When investigators hear these suggestions, they typically agree, Henceroth says.
"They don't want to violate their protocol," she says. "With some things you can have a sizeable variance, and with others you can't."
• Educate investigators about some common problems: One of the common issues that occurs with investigator protocols involves adverse events, Amos says.
"We try to have physicians identify in the protocol how they are going to track adverse events," she says. "Because we have a lot of leukemia protocols, there may be expected AEs that PIs won't need to track."
The monitors don't want them to report all toxicities that occur when many of these are common and expected.

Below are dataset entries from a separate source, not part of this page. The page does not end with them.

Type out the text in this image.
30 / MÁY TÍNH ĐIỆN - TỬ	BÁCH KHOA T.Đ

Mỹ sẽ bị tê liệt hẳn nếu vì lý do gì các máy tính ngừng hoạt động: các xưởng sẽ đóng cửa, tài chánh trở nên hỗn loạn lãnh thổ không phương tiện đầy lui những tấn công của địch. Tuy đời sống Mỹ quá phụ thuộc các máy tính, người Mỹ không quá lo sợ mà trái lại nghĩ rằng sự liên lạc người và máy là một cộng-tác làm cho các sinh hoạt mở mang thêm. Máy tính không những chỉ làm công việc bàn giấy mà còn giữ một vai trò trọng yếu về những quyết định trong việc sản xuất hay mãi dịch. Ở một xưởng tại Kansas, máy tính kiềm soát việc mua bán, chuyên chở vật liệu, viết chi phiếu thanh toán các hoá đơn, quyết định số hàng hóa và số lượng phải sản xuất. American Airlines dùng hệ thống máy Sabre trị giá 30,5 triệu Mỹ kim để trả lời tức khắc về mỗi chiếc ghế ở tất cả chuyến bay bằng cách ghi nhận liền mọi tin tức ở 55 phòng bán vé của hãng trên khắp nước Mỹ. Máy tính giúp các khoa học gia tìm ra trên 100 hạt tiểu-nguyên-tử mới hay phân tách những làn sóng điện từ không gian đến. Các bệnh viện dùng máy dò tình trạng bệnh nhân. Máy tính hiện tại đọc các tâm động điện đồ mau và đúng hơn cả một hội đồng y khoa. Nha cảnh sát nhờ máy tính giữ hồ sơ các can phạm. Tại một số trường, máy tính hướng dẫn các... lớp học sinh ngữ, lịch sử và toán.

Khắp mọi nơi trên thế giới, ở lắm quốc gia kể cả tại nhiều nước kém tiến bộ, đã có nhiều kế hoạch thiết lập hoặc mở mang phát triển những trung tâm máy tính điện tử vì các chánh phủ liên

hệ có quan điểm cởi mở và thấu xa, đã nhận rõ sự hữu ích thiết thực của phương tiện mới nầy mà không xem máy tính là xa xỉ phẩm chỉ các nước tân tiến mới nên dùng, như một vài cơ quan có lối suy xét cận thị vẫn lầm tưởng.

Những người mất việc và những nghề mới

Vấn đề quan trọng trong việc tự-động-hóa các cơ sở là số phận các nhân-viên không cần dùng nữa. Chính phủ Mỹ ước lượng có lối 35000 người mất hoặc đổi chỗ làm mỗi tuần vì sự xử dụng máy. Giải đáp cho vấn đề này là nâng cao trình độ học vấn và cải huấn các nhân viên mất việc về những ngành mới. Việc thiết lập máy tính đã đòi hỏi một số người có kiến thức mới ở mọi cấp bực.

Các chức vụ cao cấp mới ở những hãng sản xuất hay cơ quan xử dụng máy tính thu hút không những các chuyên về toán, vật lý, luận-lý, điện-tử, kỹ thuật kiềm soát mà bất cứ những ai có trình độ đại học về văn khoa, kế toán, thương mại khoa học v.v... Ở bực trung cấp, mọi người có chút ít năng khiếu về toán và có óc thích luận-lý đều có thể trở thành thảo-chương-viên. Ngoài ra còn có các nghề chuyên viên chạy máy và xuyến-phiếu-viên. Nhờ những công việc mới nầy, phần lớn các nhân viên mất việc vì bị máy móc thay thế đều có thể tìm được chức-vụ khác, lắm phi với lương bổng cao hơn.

"An investigator will say he'll record all toxicities per National Cancer Institute criteria, but he's not thinking about it closely," Henceroth explains. "So we'll say, 'Then, we'd expect every single toxicity recorded and tracked.'"
But this isn't always possible because some AEs, like anemia, are so common that investigators really don't want to track these, she adds.
"The way we scrutinize a protocol is with a monitor's eyes, which is totally different than other eyes," Henceroth says. "The protocol has to be very practical, and it has to work."